Edit: ah no, they stopped https://developers.google.com/search/docs/advanced/crawling/.... I don't think 2 DNS lookups are acceptable to block a GET request but I think it can be done out of band, i.e. isGooglebotIp function can fire away a Redis query and if nothing was found, to put the ip into the DNS verify queue. A few requests later, the bot will now get banned thanks to a new record in Redis.

1vuio0pswjnm7 · on Dec 18, 2020

No need to use a Googlebot UA string. Others will work. Such as

Mozilla/5.0 (Windows NT 10.0; Win64; x64; rv:78.0) Gecko/20100101 Firefox/78.0

miyuru · on Dec 18, 2020

no need a secret unique UA. just PTR the IP and check the host.

This method is already used by stackoverflow to hide the sitemap.

https://meta.stackexchange.com/a/37272/158100

smileysteve · on Dec 18, 2020

Things that would be inadvisable while most of these companies are actively under suit for antitrust issues.

kobalsky · on Dec 18, 2020

it already happens, try to create your own search engine an index Amazon. captchas everywhere, their robots.txt is just for show.

Too · on Dec 21, 2020

This trick is almost older than the internet, so if someone cared they would block it already. Sending google.com as Referrer is another variant of it. Before stackoverflow days this was very useful for getting past the paywall on expertsexchange for example.

I was under the impression that serving other content to google would greatly punish your pagerank and even pull you off the search results completely.

txdv · on Dec 18, 2020

so much to google embracing the open web

1vuio0pswjnm7 · on Dec 18, 2020

When Twitter announced they were going to stop supporting browsers not on their list of supported browsers, I figured their attempts to block would be something more than just checking the value of the user-agent header.

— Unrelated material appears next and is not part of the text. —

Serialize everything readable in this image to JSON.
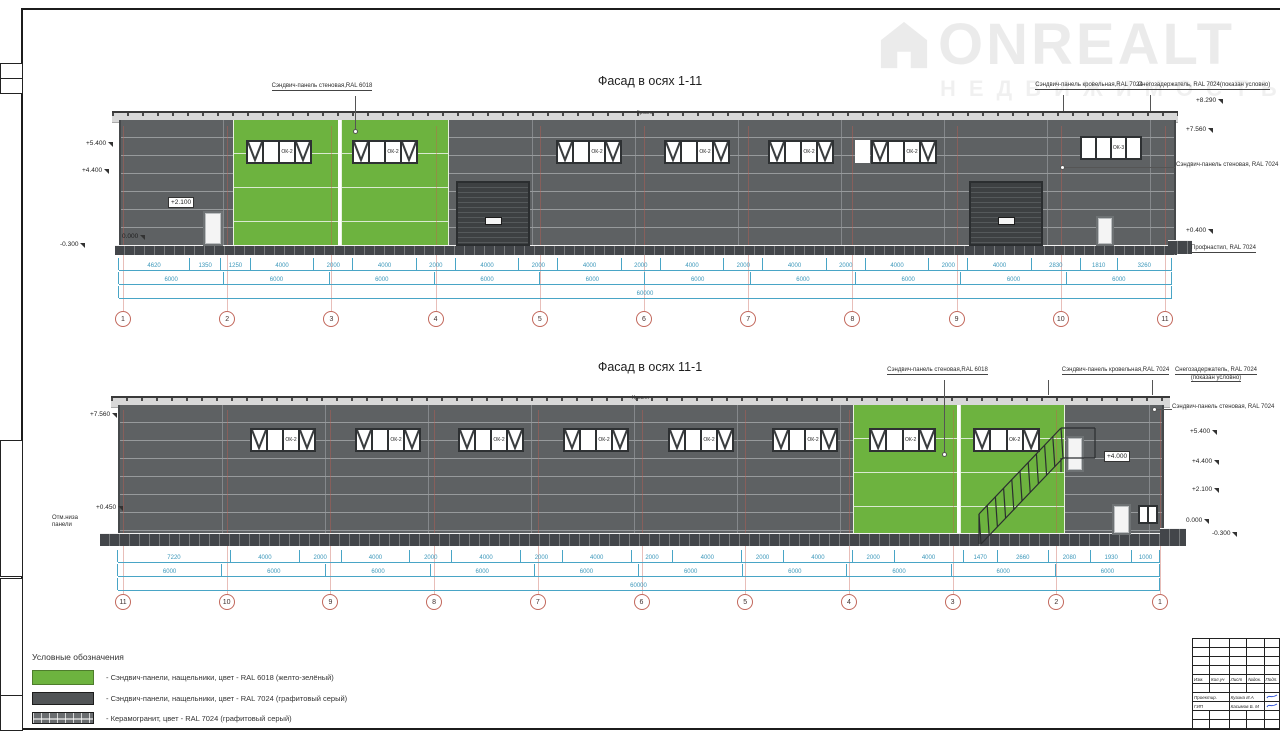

They should just announce that users must use a particular user-agent header value and provide a list of approved values. If no one else compiles a list of acceptable user-agent header values for Twitter, I might have to do it.

Every user should just use the same user-agent header value. That would negate any utility of the user-agent header.

sethaurus · on Dec 18, 2020

It’s been received wisdom until now that Google penalizes websites which behave differently when scraped by the Googlebot. Is that no longer the case?

SXX · on Dec 18, 2020

Pinterest has proven by spamming SERP for years that if you're big enough Google will close eyes on it.

syshum · on Dec 18, 2020

That applies to more than just google

If you are big enough, there are separate rules for you (or no rules)

smarx007 · on Dec 18, 2020

They will serve same content to users with JS enabled and legit Googlebots while blocking clients w/o JS and bots. I don't think it violates Google rules but ofc is of questionable decency.

ec109685 · on Dec 18, 2020

And Google can verify by crawling the site with and without JavaScript.

Also, google has a commercial relationship with them: https://www.convinceandconvert.com/social-media-research/twi...

67868018 · on Dec 19, 2020

You just need the word "Bot" in your user agent. Requires for fetching Twittercards for link previews too. Changed earlier this year.